Although acupuncture is performed by stimulating specific points on the body, usually by using needles, they can also be stimulated with a small current, massage, heat, injections, implants, or other methods. I have experienced all of these protocols myself and find them usually quite pleasant. These points have the ability to alter various conditions in the body in order to achieve a desired effect. Acupuncture has been used successfully for nearly 5,000 years on animals as well as humans. As a matter of fact, it is still the treatment of choice for one-quarter of the world’s population for many problems. It is now being utilized by an increasing number of veterinarians for various conditions. It is not a cure-all but, where indicated, it works well.
Some people look askance on acupuncture. The idea that needles can do anything but cause pain is hard to imagine, and the choice of acupuncture points looks like voodoo to some. But I tell people that to me the needles are so fine they are more like a cats whisker then a needle!
Once trained appropriately one can find an acupuncture point by measuring the electrical resistance of the skin. Acupuncture points have a lower electrical resistance than do other points on the body. The resistance is furher changed when there is a problem in the area of the body that the point corresponds to. There are instruments called “point finders,” which are just ohm meters, measuring electrical resistance. These can be used to find and treat acupuncture points.
Another problem that people have in understanding acupuncture is how a point on the hand can have anything to do with something as far away as the heart. Western medicine has already recognized the phenomenon of referred pain, in which a problem in an organ is felt as pain somewhere else. Most people are aware that during a heart attack people often feel pain starting in their shoulder and traveling down the left arm. When cattle have a problem in the reticulum (one of their four stomachs), they feel it as pain in their breastbone area.
Acupuncture points work in a similar way, often showing unusual sensitivity when a corresponding organ is damaged or diseased.

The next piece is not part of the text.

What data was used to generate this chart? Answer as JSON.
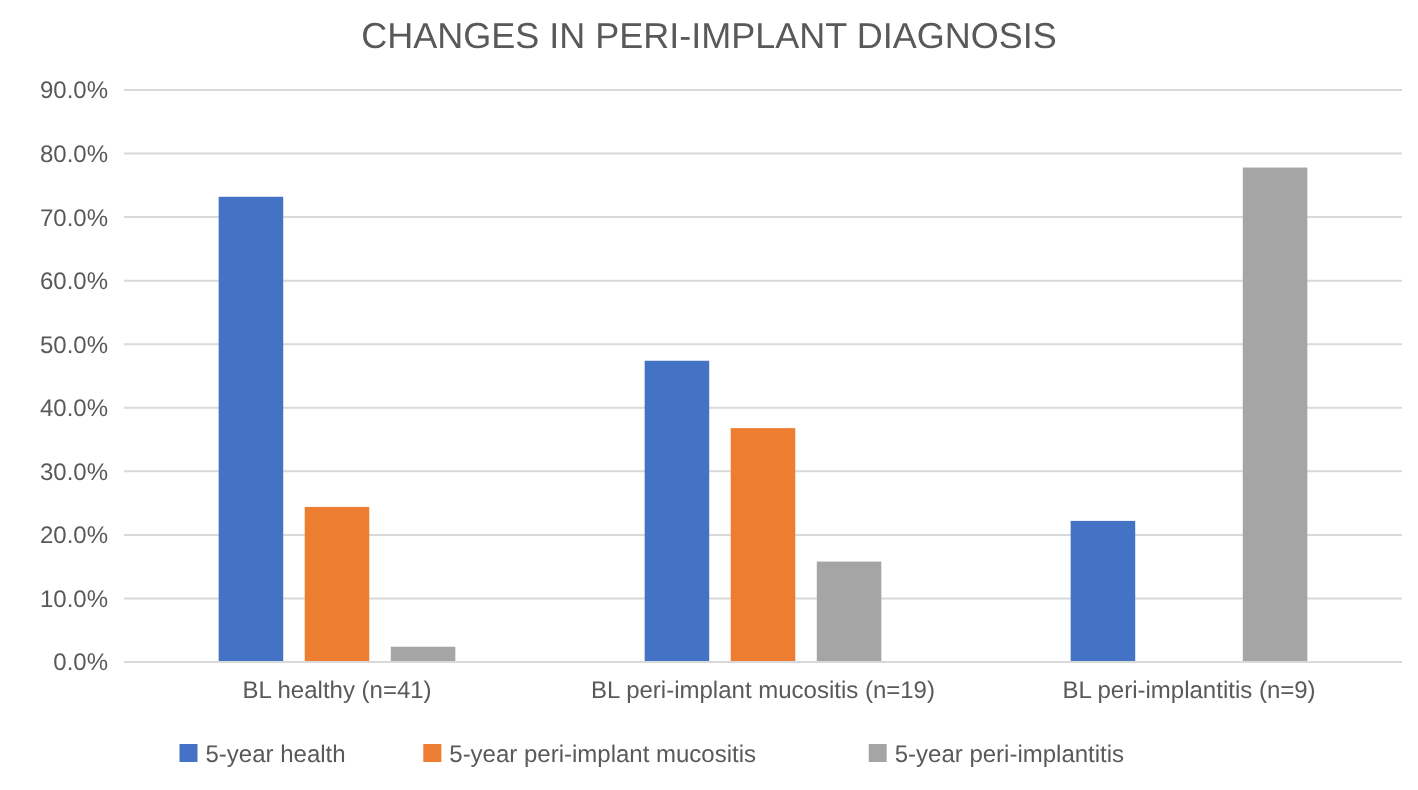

There has been legitimate research by physicians and veterinarians in the United States, Canada, and Western Europe as well as in Asian countries, that has shown specific effects obtained by stimulating speific points.These effects include:
1 decrease of inflammation
2 increase of circulation to an area
3 release of endorphins (body’s natural painkillers)
4 relief of muscle spasms
5 stimulation of the body’s immune system
6 release of hormones
7 release of various substances in the brain and spinal cord
Because of this research, and because of the beneficial results achieved many times over by veterinary acupuncturists, the American Veterinary Medical Association has recognized acupuncture as a valid treatment for animals, when performed by properly trained professionals. Acupuncture works especially well for conditions involving nerves, muscles, bones, and joints.
Arthritis is one of the most common conditions treated by acupuncture. Animals usually have to a veterinarian on numerous occasions and been through all other available treatments, and nothing else is working like it used to so the choice can often be as drastic as acupuncture or euthanasia because everyone sees the dog or cat seems to be suffering. With acupuncture, a high percent are reported to respond well enough that they have an additional year of quality life, sometimes longer, before age catches up with them again. These animals may need continuous treatments as often as once a week to once a month and can be supported brilliantly with a raw food species specific diet and state of the art supplementation, especially with a high quality, cold extracted, organic Omega-3 anti inflammatory marine lipids.
I often recommend acupuncture for people, dogs and cats in my practice.